Le Népal a annoncé une augmentation significative du prix des permis pour l’ascension de l’Everest, le plus haut sommet du monde, dans le but de lutter contre la pollution et d’améliorer la sécurité sur la montagne. Le coût d’un permis en haute saison (printemps) passe ainsi de 11 000 à 15 000 dollars, soit une hausse d’un tiers.

Les tarifs pour les périodes moins prisées, comme l’hiver ou la mousson, augmentent également, passant par exemple de 5 500 à 7 500 dollars pour l’automne. Cette révision tarifaire, la première depuis dix ans, a été justifiée par les autorités népalaises comme une nécessité pour mieux encadrer les expéditions et générer des revenus supplémentaires.

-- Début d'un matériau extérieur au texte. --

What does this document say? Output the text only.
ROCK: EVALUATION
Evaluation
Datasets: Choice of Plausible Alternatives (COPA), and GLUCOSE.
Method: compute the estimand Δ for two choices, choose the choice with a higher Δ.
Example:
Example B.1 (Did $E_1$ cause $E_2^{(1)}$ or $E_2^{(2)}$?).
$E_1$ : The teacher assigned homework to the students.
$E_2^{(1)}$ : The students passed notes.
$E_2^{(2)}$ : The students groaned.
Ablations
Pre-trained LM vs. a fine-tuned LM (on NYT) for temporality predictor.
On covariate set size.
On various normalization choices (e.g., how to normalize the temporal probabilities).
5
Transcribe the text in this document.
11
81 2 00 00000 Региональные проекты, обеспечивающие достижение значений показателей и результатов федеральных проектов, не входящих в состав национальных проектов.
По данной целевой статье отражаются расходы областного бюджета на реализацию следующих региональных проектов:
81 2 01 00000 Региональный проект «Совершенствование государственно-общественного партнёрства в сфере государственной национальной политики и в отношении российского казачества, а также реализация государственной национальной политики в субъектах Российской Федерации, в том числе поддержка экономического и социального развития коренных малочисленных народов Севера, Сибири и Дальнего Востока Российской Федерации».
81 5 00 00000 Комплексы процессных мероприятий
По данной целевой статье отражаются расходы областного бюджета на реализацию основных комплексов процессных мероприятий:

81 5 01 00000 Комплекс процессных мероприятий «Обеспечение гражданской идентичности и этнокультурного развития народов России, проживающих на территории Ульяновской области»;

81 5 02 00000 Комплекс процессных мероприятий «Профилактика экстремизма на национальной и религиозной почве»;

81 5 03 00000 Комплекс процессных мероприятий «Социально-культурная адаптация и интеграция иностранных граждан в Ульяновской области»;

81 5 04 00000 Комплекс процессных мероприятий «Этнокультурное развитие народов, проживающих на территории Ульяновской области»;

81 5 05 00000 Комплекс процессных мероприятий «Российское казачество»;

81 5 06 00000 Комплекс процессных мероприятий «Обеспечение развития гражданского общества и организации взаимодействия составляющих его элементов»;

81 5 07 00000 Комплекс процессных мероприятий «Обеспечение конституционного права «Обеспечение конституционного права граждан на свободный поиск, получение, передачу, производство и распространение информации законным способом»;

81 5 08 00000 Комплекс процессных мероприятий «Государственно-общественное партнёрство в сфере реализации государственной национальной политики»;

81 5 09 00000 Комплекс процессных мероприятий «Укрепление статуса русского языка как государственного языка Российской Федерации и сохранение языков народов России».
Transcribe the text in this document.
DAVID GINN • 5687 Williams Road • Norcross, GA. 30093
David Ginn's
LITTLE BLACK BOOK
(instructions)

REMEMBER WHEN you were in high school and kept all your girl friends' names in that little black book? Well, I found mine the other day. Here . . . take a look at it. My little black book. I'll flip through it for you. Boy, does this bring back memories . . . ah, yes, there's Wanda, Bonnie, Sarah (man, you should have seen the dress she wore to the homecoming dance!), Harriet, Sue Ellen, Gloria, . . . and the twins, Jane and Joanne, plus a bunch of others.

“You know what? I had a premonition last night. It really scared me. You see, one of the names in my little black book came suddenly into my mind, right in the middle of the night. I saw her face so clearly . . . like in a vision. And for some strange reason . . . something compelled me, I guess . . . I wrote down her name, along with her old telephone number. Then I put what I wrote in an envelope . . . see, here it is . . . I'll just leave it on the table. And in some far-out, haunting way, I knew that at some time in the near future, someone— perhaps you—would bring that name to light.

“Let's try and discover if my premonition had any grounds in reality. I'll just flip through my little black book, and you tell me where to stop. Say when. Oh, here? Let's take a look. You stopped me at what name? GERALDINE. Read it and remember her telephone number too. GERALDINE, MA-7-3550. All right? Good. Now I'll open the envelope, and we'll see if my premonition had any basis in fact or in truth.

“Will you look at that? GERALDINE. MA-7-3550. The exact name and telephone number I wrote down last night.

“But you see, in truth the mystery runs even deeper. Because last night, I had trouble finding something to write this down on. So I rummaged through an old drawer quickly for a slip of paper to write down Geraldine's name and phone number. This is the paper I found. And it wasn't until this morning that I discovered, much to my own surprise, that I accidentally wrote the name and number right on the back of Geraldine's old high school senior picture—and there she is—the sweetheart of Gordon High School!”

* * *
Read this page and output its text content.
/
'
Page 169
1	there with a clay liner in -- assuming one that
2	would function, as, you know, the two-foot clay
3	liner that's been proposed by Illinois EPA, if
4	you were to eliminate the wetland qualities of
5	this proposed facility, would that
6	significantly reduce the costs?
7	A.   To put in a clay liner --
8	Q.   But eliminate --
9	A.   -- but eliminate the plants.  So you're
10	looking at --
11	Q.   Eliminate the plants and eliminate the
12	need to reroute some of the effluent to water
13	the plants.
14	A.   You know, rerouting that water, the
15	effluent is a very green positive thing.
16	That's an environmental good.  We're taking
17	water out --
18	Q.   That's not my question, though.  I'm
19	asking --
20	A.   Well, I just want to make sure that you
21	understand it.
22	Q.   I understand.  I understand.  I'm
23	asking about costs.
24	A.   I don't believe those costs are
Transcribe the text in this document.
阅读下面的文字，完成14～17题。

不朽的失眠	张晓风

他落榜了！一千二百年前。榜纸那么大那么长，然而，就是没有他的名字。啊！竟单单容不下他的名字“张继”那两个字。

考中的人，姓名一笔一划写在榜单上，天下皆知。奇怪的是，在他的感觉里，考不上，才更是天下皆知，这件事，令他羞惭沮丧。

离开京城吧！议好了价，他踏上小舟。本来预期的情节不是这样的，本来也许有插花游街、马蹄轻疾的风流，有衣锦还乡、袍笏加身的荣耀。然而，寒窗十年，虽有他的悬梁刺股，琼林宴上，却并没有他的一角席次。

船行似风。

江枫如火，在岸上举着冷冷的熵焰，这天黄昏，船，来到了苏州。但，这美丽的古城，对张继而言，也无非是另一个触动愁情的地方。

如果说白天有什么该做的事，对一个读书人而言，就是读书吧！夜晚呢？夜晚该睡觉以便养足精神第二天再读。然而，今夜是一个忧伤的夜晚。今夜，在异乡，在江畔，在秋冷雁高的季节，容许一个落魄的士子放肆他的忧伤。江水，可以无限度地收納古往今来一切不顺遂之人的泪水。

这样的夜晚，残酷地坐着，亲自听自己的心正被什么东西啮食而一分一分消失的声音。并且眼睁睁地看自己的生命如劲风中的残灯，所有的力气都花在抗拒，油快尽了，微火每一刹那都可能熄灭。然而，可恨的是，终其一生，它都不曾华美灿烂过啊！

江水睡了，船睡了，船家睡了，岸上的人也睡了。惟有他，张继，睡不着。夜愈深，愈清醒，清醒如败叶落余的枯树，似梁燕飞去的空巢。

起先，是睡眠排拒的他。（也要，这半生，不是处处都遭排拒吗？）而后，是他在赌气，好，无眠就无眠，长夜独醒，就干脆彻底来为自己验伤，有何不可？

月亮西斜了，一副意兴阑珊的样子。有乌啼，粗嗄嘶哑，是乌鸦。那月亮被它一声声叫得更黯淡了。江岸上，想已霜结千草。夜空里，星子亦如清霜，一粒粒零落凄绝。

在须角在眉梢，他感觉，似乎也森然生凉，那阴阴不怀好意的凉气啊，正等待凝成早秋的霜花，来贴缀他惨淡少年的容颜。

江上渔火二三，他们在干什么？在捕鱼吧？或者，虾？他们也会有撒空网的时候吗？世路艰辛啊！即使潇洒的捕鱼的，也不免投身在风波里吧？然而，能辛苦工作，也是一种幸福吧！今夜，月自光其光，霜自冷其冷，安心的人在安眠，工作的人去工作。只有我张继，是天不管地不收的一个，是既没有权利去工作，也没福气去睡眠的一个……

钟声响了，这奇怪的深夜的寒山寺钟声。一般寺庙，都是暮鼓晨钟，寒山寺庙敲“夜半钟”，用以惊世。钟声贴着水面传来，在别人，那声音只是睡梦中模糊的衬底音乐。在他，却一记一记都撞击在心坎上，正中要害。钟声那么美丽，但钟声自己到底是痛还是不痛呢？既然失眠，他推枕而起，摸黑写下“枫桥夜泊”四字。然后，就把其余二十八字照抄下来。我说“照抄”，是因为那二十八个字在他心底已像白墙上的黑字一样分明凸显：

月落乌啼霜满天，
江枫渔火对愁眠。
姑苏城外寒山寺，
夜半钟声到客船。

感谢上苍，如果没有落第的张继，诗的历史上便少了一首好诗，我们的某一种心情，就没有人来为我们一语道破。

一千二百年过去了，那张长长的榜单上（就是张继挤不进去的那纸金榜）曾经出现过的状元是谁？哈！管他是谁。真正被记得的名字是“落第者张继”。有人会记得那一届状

Le Népal, qui abrite huit des quatorze sommets de plus de 8 000 mètres au monde, attire chaque année des milliers d’alpinistes. En 2023, 478 permis ont été vendus, rapportant plusieurs millions de dollars à l’État. Ces fonds sont principalement destinés à financer le nettoyage des déchets laissés par les grimpeurs et à soutenir les opérations de recherche et de secours.

Cependant, le pays a été critiqué pour son manque d’action en matière de préservation de l’environnement et de gestion des flux d’alpinistes, malgré les mesures récentes comme l’obligation pour les grimpeurs de porter des traceurs et des sacs pour ramasser leurs déchets.

Le camp de base de l’Everest, autrefois composé de tentes d'alpinisme, s’est transformé petit à petit en un lieu doté d’infrastructures modernes, avec des lodges avec télévision, de toilettes privées, de couvertures chauffantes et même d'un spa ce qui a fait beaucoup parlé il y a quelques mois. Les alpinistes bénéficient également de services de livraison quotidienne de nourriture par hélicoptère, et certains touristes peuvent même profiter de vols panoramiques pour admirer les paysages. Pendant la haute saison, plus de 1 500 personnes vivent au camp de base, ce qui en fait un lieu très fréquenté et très animé.

Cependant, cette hausse des tarifs suscite des inquiétudes parmi les agences de voyage et les professionnels de l’alpinisme. Certains craignent que les grimpeurs ne se tournent vers le Tibet, où les infrastructures sont souvent considérées comme meilleures et où les conditions d’ascension peuvent être plus attractives.

Cette mesure, bien qu’approuvée en janvier, n’a été officialisée que récemment, suscitant des débats sur son impact à long terme. Si elle vise à mieux protéger l’environnement et à améliorer la sécurité, elle pourrait également dissuader certains grimpeurs, notamment ceux qui cherchent des alternatives moins coûteuses ou mieux organisées.

Le Népal devra donc trouver un équilibre entre la préservation de son patrimoine naturel, la gestion des flux touristiques et le maintien de son attractivité en tant que destination phare pour l’alpinisme.